Wir zeigen in der Ausstellung vier Auftragsarbeiten als eine Art von Vintageprints im Originalrahmen. Diese Fotos verbleichen in den Tropen schnell, sind bald einmal von Pilzen überwuchert. Alex Van Gelder hat deshalb vornehmlich Negative gesammelt, mit denen auf diese Ausstellung hin Neuabzüge gefertigt wurden. Die Neuabzüge unterscheiden sich manchmal von den Originalabzügen, weil der Auftragsausschnitt nicht mehr bekannt ist und weil sich das Interesse am Bild verändert hat. Oft wurde ein grösserer Ausschnitt aus dem Negativ gewählt, der gleichsam einen Einblick in die Arbeitsweise und in die Geschichte der Bilder erlaubt.

Der Gang durch diese Bildwelt aus Bénin bedingt zweierlei: Er erlaubt den ästhetischen Genuss dieser Fotografien, im Wissen, dass die Gestaltung nicht immer genauso vom Fotograf beabsichtigt war. Das Konfrontiertsein mit starken präsenten Porträts, mit Menschen, die vor lauter Strahlkraft aus dem Foto zu steigen scheinen. Hier im Wissen, dass sie die Augen, dem Prinzip der Sichtbarkeit und Klarheit gehorchend, unbedingt offen lassen mussten.
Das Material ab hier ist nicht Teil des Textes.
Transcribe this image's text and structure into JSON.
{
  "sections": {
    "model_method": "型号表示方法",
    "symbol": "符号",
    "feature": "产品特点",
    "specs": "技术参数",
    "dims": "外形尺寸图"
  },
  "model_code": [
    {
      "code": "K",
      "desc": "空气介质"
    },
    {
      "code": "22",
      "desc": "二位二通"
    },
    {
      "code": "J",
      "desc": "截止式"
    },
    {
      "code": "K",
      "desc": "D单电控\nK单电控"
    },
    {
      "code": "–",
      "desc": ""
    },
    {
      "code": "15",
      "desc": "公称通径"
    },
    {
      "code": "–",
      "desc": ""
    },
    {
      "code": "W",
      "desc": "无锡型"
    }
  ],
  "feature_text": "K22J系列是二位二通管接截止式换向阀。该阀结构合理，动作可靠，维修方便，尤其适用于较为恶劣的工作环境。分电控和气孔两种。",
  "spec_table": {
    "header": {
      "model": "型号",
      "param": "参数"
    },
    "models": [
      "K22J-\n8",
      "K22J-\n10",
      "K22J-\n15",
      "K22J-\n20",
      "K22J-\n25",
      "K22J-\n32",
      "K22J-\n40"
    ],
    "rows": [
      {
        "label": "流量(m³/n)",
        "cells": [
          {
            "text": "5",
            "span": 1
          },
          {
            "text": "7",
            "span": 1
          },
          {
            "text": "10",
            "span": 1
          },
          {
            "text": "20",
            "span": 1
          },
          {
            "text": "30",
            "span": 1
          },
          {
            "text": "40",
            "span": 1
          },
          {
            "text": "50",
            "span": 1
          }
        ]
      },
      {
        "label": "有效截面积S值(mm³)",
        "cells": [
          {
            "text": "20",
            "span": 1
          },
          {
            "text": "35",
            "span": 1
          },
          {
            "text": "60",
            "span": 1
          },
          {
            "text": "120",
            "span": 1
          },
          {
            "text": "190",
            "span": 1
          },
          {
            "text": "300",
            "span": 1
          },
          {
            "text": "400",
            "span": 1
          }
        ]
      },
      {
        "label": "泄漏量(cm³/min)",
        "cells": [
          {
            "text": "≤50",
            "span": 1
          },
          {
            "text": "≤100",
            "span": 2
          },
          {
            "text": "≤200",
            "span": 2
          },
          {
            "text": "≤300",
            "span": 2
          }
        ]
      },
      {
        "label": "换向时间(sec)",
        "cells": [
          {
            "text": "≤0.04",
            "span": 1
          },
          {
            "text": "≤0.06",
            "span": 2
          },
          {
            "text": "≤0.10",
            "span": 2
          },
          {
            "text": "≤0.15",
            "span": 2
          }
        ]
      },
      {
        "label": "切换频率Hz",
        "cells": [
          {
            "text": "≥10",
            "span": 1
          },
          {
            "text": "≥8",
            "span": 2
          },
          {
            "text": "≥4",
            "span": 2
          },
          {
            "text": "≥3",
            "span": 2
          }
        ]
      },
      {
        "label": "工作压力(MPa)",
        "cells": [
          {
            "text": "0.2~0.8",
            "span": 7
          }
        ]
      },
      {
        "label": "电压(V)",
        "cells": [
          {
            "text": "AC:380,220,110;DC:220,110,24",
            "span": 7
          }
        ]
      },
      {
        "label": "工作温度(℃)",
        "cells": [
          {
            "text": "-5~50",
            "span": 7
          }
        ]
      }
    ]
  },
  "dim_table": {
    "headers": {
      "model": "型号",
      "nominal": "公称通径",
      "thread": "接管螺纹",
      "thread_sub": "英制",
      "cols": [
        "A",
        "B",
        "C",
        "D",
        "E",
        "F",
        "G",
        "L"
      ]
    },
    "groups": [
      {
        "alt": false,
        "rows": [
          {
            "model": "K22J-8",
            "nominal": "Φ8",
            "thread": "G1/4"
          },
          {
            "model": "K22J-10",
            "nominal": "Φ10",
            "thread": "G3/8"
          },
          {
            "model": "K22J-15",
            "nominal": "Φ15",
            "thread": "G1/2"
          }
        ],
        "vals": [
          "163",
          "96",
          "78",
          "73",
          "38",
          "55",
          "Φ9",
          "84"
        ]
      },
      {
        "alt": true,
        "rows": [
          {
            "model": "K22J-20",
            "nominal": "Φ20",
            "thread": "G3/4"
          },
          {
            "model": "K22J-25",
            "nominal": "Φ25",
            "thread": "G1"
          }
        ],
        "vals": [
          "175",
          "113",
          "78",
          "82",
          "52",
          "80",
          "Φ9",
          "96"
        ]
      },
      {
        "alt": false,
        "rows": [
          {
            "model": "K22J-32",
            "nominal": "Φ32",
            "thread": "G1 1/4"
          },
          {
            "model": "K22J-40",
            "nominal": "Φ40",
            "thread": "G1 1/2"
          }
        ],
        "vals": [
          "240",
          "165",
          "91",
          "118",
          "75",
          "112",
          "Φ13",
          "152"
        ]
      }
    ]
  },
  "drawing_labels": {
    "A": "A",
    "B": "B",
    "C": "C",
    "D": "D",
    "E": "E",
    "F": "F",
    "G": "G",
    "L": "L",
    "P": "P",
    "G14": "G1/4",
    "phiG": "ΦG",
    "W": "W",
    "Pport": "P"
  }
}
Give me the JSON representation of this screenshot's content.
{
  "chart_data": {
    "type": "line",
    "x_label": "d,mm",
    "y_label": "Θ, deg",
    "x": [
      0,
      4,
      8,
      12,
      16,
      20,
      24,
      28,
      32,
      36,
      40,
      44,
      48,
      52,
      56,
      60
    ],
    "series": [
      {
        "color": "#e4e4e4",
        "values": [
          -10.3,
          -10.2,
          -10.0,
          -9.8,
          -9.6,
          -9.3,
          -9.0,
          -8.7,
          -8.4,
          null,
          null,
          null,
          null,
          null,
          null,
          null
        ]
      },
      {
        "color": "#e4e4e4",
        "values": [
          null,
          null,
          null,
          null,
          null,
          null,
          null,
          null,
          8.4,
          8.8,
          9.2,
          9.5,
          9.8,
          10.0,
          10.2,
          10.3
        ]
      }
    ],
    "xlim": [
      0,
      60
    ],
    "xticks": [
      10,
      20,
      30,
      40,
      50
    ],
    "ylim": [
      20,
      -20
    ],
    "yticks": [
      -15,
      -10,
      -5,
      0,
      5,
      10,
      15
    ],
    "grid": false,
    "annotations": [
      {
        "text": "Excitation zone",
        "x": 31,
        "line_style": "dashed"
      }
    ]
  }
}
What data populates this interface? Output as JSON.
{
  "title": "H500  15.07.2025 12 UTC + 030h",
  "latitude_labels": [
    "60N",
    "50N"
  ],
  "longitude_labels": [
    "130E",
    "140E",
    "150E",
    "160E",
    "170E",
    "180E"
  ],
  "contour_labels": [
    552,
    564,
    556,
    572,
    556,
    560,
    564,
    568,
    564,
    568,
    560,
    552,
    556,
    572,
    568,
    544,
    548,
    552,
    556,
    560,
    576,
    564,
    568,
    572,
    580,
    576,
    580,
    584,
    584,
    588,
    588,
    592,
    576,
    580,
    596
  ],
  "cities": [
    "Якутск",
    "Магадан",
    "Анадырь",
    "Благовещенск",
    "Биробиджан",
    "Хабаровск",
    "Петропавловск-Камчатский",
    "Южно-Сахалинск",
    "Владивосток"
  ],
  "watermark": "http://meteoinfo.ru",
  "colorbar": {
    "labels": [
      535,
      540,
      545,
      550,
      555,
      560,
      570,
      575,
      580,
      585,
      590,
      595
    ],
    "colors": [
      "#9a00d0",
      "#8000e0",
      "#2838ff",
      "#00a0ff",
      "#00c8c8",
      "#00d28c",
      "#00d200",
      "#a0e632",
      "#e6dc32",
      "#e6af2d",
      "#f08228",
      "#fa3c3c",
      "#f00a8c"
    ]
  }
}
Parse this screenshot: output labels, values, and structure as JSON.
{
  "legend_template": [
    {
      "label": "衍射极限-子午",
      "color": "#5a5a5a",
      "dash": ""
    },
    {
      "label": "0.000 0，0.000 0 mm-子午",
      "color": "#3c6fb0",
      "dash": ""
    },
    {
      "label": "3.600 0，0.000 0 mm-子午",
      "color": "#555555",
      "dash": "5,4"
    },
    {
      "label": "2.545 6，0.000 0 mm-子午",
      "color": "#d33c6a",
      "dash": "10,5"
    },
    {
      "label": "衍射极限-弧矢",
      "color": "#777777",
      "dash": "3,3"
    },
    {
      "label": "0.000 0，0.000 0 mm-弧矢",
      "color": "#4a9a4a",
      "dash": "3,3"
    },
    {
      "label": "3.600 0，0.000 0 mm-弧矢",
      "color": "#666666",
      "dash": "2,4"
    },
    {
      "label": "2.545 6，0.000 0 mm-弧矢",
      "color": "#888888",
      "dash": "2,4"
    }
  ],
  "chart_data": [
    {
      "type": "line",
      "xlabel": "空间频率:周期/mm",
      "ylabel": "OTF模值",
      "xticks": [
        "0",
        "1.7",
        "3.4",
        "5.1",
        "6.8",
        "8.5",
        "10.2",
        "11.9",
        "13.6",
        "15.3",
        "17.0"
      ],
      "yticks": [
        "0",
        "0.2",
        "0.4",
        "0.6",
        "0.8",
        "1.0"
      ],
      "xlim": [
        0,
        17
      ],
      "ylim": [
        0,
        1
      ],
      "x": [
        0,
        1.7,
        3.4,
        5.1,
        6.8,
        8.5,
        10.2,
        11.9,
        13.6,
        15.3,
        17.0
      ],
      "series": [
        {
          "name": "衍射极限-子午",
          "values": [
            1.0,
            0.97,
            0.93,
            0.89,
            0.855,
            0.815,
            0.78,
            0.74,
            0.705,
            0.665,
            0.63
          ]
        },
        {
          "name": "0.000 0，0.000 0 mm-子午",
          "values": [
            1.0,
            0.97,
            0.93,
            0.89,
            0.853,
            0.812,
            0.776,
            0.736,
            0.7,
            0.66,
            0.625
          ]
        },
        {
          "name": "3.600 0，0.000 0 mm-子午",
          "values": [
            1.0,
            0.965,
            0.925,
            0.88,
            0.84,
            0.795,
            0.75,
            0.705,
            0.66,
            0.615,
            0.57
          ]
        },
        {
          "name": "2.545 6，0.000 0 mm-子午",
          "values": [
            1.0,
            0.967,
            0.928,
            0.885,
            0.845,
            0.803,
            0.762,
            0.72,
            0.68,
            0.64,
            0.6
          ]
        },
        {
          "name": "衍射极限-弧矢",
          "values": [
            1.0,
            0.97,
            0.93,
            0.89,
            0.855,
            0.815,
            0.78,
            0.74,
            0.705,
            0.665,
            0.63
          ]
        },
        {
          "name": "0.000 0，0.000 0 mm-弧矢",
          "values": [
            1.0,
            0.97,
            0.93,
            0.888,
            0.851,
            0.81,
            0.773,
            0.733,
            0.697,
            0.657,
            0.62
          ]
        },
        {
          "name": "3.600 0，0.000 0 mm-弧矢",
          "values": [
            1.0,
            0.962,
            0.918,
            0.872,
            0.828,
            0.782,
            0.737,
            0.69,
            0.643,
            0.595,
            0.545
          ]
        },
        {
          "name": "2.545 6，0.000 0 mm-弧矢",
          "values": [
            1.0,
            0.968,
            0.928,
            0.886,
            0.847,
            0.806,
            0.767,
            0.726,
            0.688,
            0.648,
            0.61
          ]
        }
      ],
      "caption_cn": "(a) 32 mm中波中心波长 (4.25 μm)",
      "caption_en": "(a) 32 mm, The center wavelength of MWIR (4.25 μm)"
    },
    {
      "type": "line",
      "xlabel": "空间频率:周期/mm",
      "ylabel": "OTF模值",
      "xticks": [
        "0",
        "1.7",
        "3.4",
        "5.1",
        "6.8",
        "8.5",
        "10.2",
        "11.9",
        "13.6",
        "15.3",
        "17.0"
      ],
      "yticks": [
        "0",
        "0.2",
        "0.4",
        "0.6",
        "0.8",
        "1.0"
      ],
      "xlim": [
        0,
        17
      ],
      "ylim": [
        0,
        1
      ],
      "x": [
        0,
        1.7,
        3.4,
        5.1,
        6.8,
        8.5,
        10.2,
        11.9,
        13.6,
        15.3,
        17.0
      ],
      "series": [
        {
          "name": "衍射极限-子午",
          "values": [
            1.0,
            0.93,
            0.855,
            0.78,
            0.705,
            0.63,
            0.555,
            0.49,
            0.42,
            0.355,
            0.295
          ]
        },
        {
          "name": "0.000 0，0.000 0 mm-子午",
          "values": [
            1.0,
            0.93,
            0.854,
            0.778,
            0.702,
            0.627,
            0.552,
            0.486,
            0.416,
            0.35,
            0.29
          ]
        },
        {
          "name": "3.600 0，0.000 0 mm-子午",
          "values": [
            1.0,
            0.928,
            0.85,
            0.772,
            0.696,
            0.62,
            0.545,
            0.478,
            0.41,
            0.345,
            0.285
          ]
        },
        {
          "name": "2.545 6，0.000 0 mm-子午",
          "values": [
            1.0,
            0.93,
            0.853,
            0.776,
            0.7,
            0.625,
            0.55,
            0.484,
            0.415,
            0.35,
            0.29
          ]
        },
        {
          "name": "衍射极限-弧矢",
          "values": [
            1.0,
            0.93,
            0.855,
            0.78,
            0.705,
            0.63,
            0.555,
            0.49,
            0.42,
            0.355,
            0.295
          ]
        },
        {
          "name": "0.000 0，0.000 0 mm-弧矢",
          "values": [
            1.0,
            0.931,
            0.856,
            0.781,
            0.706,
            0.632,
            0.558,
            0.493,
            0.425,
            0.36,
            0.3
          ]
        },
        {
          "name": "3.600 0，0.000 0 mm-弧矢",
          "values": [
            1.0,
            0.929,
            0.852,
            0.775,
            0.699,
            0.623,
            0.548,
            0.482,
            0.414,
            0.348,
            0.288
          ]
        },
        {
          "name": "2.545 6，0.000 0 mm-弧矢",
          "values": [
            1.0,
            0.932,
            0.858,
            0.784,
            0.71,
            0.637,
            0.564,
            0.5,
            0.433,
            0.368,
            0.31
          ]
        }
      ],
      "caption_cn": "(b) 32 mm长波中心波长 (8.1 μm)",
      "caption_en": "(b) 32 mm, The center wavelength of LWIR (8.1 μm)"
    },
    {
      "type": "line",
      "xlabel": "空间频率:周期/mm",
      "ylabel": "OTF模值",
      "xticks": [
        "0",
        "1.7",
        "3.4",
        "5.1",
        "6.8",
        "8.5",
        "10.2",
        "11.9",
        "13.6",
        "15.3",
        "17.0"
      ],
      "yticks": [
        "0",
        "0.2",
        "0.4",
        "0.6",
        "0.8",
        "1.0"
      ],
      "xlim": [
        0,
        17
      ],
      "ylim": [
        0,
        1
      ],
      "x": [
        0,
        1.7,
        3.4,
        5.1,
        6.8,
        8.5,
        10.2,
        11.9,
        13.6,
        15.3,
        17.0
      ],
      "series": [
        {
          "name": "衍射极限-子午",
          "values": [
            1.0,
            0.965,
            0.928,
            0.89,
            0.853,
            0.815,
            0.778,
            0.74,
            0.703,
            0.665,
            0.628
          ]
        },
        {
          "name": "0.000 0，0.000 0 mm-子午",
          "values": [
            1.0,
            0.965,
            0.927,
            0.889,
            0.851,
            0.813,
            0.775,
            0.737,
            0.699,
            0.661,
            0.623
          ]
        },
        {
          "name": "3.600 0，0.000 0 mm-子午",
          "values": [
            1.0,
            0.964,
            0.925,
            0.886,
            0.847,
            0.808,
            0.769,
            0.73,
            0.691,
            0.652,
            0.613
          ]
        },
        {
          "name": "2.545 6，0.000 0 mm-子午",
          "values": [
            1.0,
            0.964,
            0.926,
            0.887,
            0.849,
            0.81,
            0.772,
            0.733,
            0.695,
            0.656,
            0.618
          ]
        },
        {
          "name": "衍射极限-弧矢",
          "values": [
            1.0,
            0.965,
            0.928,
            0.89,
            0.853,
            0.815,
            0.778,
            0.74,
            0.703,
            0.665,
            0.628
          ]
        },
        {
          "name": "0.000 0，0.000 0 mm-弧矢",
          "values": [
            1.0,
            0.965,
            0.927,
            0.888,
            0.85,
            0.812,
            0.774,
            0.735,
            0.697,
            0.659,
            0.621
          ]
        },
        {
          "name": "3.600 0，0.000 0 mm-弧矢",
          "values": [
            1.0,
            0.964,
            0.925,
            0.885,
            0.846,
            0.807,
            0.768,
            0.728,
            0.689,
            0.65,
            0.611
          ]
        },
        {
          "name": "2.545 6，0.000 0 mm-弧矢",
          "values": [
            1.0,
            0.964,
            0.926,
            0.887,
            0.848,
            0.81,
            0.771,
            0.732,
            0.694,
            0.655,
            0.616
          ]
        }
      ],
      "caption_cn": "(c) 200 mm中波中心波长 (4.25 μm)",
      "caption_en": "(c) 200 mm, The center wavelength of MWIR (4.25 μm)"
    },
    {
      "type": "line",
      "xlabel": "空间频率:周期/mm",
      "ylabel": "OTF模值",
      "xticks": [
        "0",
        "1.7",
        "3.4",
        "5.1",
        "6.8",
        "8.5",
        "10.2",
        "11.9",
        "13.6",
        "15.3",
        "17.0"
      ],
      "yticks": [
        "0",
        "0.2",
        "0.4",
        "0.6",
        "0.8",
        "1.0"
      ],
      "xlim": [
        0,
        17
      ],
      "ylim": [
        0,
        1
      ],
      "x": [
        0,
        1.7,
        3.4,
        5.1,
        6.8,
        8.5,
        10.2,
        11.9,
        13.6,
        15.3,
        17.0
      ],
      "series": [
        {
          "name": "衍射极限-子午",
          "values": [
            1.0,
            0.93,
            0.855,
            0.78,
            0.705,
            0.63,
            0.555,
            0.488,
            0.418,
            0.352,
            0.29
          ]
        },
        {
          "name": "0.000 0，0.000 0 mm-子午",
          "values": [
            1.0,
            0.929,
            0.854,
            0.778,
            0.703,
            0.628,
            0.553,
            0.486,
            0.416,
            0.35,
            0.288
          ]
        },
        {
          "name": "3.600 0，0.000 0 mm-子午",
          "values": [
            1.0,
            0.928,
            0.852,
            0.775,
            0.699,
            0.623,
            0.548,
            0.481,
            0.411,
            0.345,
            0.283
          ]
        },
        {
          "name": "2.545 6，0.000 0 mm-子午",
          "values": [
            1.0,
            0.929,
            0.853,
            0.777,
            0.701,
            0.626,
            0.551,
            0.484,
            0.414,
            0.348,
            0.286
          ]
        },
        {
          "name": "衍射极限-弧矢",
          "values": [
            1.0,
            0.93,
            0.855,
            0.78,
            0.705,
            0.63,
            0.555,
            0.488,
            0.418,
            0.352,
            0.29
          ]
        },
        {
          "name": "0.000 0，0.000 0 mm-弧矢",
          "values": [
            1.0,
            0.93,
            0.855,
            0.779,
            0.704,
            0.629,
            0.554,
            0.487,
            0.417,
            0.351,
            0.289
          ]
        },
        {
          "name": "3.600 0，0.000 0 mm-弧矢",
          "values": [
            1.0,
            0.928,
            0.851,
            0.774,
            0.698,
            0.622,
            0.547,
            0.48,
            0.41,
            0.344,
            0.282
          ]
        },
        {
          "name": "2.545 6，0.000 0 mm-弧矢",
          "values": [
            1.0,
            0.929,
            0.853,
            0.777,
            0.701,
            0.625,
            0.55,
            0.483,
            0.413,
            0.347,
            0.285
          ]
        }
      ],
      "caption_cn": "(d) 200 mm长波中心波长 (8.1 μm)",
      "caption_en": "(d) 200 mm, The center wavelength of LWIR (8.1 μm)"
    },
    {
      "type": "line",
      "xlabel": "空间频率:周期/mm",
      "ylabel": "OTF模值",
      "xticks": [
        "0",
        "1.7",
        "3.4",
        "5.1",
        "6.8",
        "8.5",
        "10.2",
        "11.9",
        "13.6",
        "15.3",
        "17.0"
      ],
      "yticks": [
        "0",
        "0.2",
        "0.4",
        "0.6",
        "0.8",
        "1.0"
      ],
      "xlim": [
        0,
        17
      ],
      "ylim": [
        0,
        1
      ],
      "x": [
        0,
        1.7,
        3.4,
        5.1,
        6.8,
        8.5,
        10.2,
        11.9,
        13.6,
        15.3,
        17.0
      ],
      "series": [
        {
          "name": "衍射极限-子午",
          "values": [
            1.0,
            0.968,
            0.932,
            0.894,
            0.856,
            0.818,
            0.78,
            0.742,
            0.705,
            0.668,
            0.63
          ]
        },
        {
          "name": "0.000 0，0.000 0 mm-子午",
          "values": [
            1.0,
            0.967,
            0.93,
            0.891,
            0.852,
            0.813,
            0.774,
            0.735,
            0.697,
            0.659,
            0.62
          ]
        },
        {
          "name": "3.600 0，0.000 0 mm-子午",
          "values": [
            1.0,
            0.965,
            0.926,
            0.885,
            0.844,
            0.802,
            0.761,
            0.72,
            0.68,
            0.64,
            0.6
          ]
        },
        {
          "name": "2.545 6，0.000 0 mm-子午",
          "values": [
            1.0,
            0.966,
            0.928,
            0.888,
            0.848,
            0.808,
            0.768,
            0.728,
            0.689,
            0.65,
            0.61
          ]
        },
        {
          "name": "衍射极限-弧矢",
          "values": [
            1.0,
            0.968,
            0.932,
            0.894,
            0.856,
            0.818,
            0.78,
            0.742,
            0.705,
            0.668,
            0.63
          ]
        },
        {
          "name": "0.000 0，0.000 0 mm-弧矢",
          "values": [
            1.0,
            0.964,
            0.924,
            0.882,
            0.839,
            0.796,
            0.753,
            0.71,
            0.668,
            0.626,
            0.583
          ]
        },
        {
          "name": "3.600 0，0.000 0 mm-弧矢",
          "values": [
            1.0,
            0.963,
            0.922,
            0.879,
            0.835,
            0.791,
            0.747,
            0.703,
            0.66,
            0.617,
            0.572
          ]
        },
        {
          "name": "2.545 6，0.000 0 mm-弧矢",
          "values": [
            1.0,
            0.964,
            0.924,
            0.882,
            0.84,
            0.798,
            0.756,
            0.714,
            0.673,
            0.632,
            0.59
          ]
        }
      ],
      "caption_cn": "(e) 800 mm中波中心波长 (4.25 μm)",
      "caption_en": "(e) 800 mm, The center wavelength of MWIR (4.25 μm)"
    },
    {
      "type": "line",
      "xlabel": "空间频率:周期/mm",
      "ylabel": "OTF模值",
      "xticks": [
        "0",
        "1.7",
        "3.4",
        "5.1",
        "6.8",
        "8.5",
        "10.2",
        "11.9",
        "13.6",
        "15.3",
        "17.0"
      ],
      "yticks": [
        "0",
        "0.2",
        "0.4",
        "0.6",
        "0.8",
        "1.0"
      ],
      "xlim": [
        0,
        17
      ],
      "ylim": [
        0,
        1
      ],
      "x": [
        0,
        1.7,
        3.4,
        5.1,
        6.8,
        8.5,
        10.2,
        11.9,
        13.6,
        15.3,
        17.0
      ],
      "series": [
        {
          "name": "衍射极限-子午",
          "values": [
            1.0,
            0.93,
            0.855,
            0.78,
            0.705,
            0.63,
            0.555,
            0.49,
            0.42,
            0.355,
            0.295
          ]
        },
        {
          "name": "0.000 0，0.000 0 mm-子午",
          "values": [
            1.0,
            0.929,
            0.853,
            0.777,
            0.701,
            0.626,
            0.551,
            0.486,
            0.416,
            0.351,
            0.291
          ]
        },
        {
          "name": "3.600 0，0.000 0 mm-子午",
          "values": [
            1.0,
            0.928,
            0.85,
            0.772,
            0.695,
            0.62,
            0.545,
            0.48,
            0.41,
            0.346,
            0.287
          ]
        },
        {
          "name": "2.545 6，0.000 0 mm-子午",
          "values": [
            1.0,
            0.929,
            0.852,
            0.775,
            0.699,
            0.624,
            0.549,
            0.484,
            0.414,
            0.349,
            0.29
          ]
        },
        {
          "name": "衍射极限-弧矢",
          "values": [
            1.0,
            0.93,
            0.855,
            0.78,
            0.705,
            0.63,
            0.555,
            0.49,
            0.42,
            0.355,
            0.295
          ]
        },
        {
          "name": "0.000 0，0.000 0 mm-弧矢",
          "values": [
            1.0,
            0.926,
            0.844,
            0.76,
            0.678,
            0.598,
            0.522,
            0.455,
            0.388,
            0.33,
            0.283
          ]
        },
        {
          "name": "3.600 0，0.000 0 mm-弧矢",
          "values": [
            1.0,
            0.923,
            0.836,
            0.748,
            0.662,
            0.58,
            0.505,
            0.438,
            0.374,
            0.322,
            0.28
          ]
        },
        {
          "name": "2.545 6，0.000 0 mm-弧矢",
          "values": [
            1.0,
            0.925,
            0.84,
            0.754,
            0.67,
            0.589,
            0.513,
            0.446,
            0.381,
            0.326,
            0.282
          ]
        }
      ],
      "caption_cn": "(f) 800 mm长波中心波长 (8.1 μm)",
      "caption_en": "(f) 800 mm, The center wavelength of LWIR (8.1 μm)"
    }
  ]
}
Wir tauchen in eine mehrschichtige, spannende,  reiche Bildwelt mit grosser Bildkraft ein, eine Bildwelt, die unsere Kenntnisse dessen, was afrikanische Fotografie neben den bekannten, wunderbaren Seydou Keïta oder Malick Sidibé auch sein kann, deutlich erweitert. Doch der ästhetische Genuss der Bilder ist immer konfrontiert mit Informationen, die im Bild gezeigt oder versteckt vorhanden sind. Bénin mit seiner Mischung aus Voodoo (auf Deutsch Vodun) und Katholizismus, beides Religionen mit reichen Zeremonien, hat der Fotografie nach der Skulptur einen besonderen Stellenwert zugemessen, wie vielleicht kein anderes afrikanisches Land. Das Bild des kleinen Mädchens zum Beispiel, das eine Puppe in der Hand hält, wird noch reicher, wenn wir wissen, dass dies eine Zwillingspuppe ist, die an die verstorbene Zwillingsschwester erinnert und das Mädchen deshalb ein Leben lang begleiten wird.

Das enge, tiefe Verhältnis zum fotografischen Bild sehen wir besonders in den Totenbettfotografien, die den Schluss der Ausstellung bilden. Fotografien zeigen den aufgebahrten Verstorbenen, alleine oder umgeben von Verwandten, oft im Bild sind Ventilatoren, weil der Raum möglichst gekühlt sein musste. Es wird ein Bild aufgenommen, das den Verstorbenen und am Kopfende sein Bild als Lebenden zeigt. Der Geist des Verblichenen ist in gewisser Weise ins Bild des damals Lebenden übergegangen und im Raum präsent. Okwui Enwezor, Leiter der Documenta 11, der 2. Johannisburger Biennale und heute Dekan am San Francisco Art Institute schreibt in seinem Essay im Buch, wie sehr ihn diese Bilder von Totenbetten beschäftigen und beeindrucken. Dann weist er auf das beunruhigende Foto von Edouard Méhomé hin, das nur das leere Bett mit dem Porträt zeigt. Er schreibt dann: „Das Porträt der Verstorbenen wurde als Ersatz für den abwesenden Körper aufgestellt und hat einen zentralen Platz in der Erinnerung an die Verstorbene eingenom­men. Hier wiederum spielt das fotografische Bild in ehemals traditionellen Gedächtnissystemen eine signifikante Rolle. Das Porträt besetzt einen Zwischenraum. Es existiert und vermittelt die Kluft zwischen dem Körperlichen und dem Spirituellen, zwischen den Lebenden und den Toten, zwischen der Geisterwelt der Ahnen und der lebendigen Welt ihrer Verwandten.“

In diesen Fotografien ist besonders deutlich spürbar, wie geladen die Fotografie in Bénin ist, wie sie aufgeladen, mit Bedeutung versehen, eine wichtige Funktion im Sozialleben und im Verhältnis von Leben und Tod – vom Leben im Tod und vom Tod im Leben – einnimmt.